Monthly Archives: Juli 2013

Ramadhan 1434 H

Ramadhan Ini dan Kemerdekaan Itu

Oleh: Abahna Jafits

 

 “Umat Islam harus insaf kembali, bahwa mereka mempunjai risalah jang semendjak ber-abad2 belakangan ini telah terpendam. Adapun jang menjebabkan terpendamnja risalah itu ialah karena mereka telah djadi makanan bangsa2 lain, disebabkan sudah lupa akan harga dirinja dan kemudian memiliki sipat penakut dan kikir.

Dalam arus kebangunan sekarang ini setiap Muslim harus memasuki gelanggang masjarakat kembali, bukan mendjauhkan diri, agar dapat mengubah mana jang tidak baik dalam masjarakat itu.

Didalam dan di-tengah2 masjarakat jang sakit dan bobrok itulah, kita harus berdiri — sjuhada ‘alan-naas — mendjadi saksi atas kebaikan sesuatu didepan manusia umum, mempertahankan pendirian dengan djihad jang teguh.

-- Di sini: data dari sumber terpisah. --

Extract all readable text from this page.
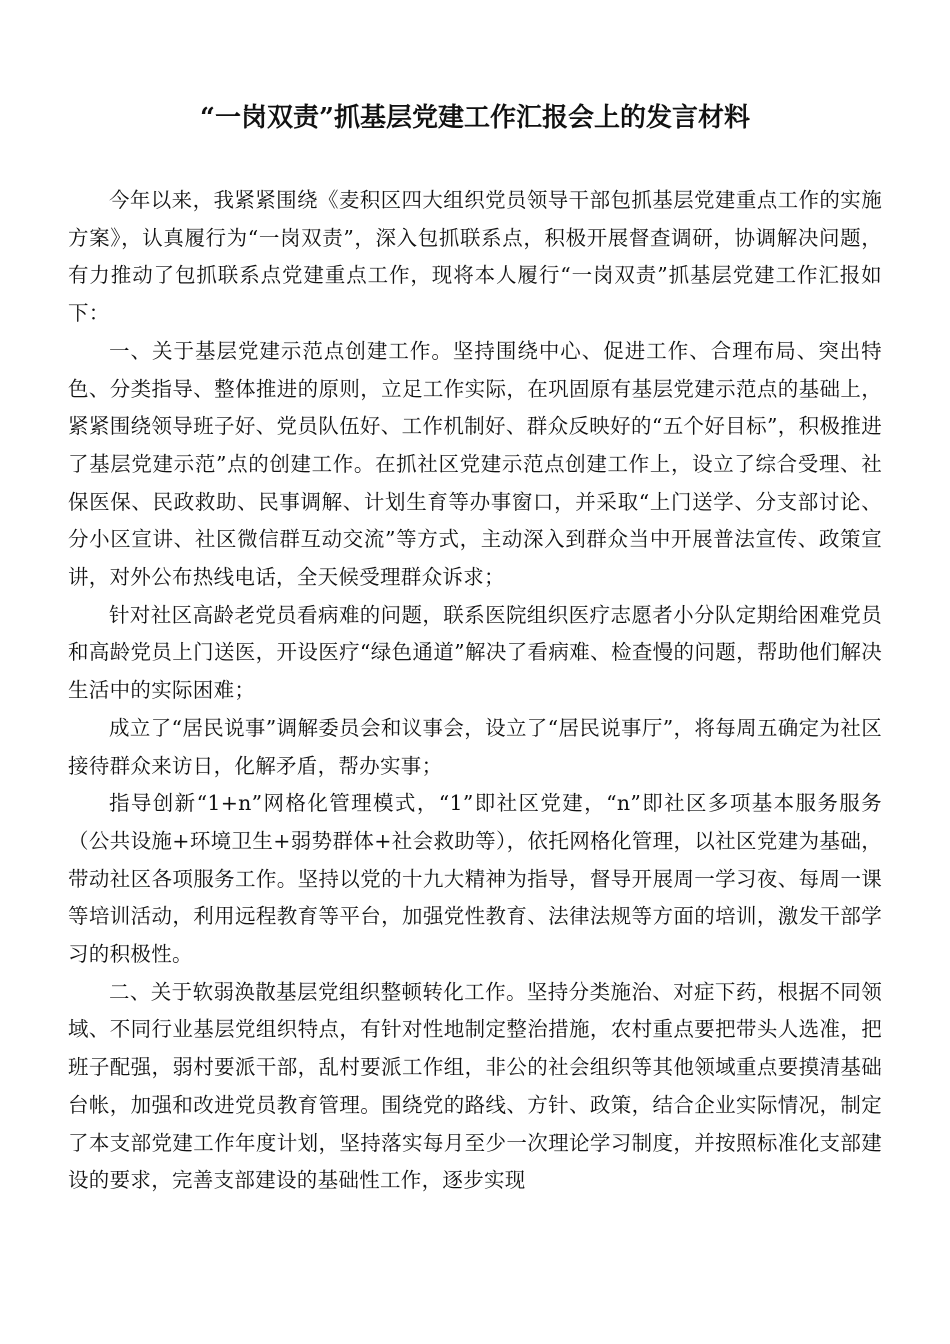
“一岗双责”抓基层党建工作汇报会上的发言材料

今年以来，我紧紧围绕《麦积区四大组织党员领导干部包抓基层党建重点工作的实施方案》，认真履行为“一岗双责”，深入包抓联系点，积极开展督查调研，协调解决问题，有力推动了包抓联系点党建重点工作，现将本人履行“一岗双责”抓基层党建工作汇报如下：

一、关于基层党建示范点创建工作。坚持围绕中心、促进工作、合理布局、突出特色、分类指导、整体推进的原则，立足工作实际，在巩固原有基层党建示范点的基础上，紧紧围绕领导班子好、党员队伍好、工作机制好、群众反映好的“五个好目标”，积极推进了基层党建示范”点的创建工作。在抓社区党建示范点创建工作上，设立了综合受理、社保医保、民政救助、民事调解、计划生育等办事窗口，并采取“上门送学、分支部讨论、分小区宣讲、社区微信群互动交流”等方式，主动深入到群众当中开展普法宣传、政策宣讲，对外公布热线电话，全天候受理群众诉求；

针对社区高龄老党员看病难的问题，联系医院组织医疗志愿者小分队定期给困难党员和高龄党员上门送医，开设医疗“绿色通道”解决了看病难、检查慢的问题，帮助他们解决生活中的实际困难；

成立了“居民说事”调解委员会和议事会，设立了“居民说事厅”，将每周五确定为社区接待群众来访日，化解矛盾，帮办实事；

指导创新“1+n”网格化管理模式，“1”即社区党建，“n”即社区多项基本服务服务（公共设施+环境卫生+弱势群体+社会救助等），依托网格化管理，以社区党建为基础，带动社区各项服务工作。坚持以党的十九大精神为指导，督导开展周一学习夜、每周一课等培训活动，利用远程教育等平台，加强党性教育、法律法规等方面的培训，激发干部学习的积极性。

二、关于软弱涣散基层党组织整顿转化工作。坚持分类施治、对症下药，根据不同领域、不同行业基层党组织特点，有针对性地制定整治措施，农村重点要把带头人选准，把班子配强，弱村要派干部，乱村要派工作组，非公的社会组织等其他领域重点要摸清基础台帐，加强和改进党员教育管理。围绕党的路线、方针、政策，结合企业实际情况，制定了本支部党建工作年度计划，坚持落实每月至少一次理论学习制度，并按照标准化支部建设的要求，完善支部建设的基础性工作，逐步实现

Dengan demikian barulah hidup ini ada nilainja.”

9 Oktober 1954 (M. Natsir (Capita Selecta II))

Tulisan di atas adalah penggalan dari apa yang sudah ditulis M. Natsir pada tahun 1954. Masa dimana republic ini dalam keadaan pergolakan dan diperebutkan oleh banyak pihak. Sementara itu, dalam mukaddimah “Piagam Jakarta” alinea terakhir seharusnya kita dapat membaca rangkaian kalimat berikut ini: “…maka disusunlah Kemerdekaan Indonesia itu dalam suatu hokum dasar Negara Indonesia yang berbentuk susunan Negara Republik Indonesia yang berkedaulatan rakyat, dengan berdasarkan kepada: Ketuhanan, dengan kewajiban menjalankan syariat Islam bagi pemeluk-pemeluknya, menurut dasar kemanusiaan yang adil dan beradab …”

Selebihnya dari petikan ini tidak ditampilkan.